Hi Bill. I'm surprised anyone can import a two-hour movie into iMovie
and edit it. Anytime I even tried one hour projects (iMovie 4 thru 6),
by the time the project got that long the video and audio were coming
unglued from each other and the program was getting so sluggish and
buggy it was hard to continue. Switching to Final Cut Express was a
tremendous relief despite the steep learning curve, and the increase
in the quality of the video productions and the ease of creating them
are incomparable. iMovie is a mug's game, in my opinion strictly for
amateurs doing short children's birthday videos or recording vacations
for family and friends. For any kind of serious video production, dump
iMovie fast and get any version of Final Cut, learn to use it, and
you'll wonder how you ever put up with iMovie.

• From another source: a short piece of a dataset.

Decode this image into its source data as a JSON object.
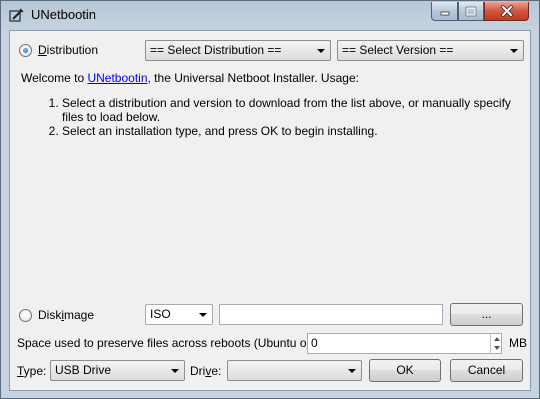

Final Cut is confusing at first and not easy to master, but Tom
Wolsky, the author of several tutorial books on Final Cut, is among
many helpful people in the Apple Final Cut Express forum (here:
<http://tinyurl.com/69jmgs>) who answer newbie questions fast when
you're learning. When I bought Final Cut Express (for $300) I also got
one of Wolsky's tutorial books with its DVD (here: <http://tinyurl.com/
yahht27>), and Helmut Koble's Final Cut Express for Dummies (here:
<http://tinyurl.com/ydt4t9u>) and learned the program on the Mac with
the books in my lap and a Safari bookmark to the Apple FCE forum. If
you can get FCE for only $100 now, then there is no excuse not to dump
iMovie and get serious about video production.

Final Cut (both Express and Pro) outputs as an ordinary QuickTime
movie that can simply be dropped into iDVD like any iMovie production
(I'm using iDVD 7 and Toast 6 with OS 10.5.6 on a G5 2.0) and I just
modify any of the stock iDVD templates to suit me, dropping in my own
background pictures and music and then burning the iDVD project within
the computer as a disk image that can be stored on a hard drive and
used to make real DVDs.

If I'm converting VHS or old Hi8 tapes, or importing a commercial
movie, I feed them through a Canopus ADVC 300 into Final Cut, where
editing and adding in scene selections is a breeze.

Before I got the G5 I was doing all my Final Cut Express work quite
easily on a QS 2002 dual 1G (I only got the G5 because I moved up to
Final Cut Pro 5 and it wouldn't run on the G4). Some of the
productions I made with FCE on the G4, which would have been quite
impossible to do in iMovie, I put up on YouTube, here: <http://
tinyurl.com/6xdymg> or <http://tinyurl.com/6e698m>. Check those out
and see if you could even begin to make such videos with iMovie.

Once again, my advice is to chuck iMovie without delay and get Final
Cut Express (which has most of the capabilities of Final Cut Pro) and
you'll never look back, except with amazement that you ever put up
with the frustrations and limitations of that stupid iMovie.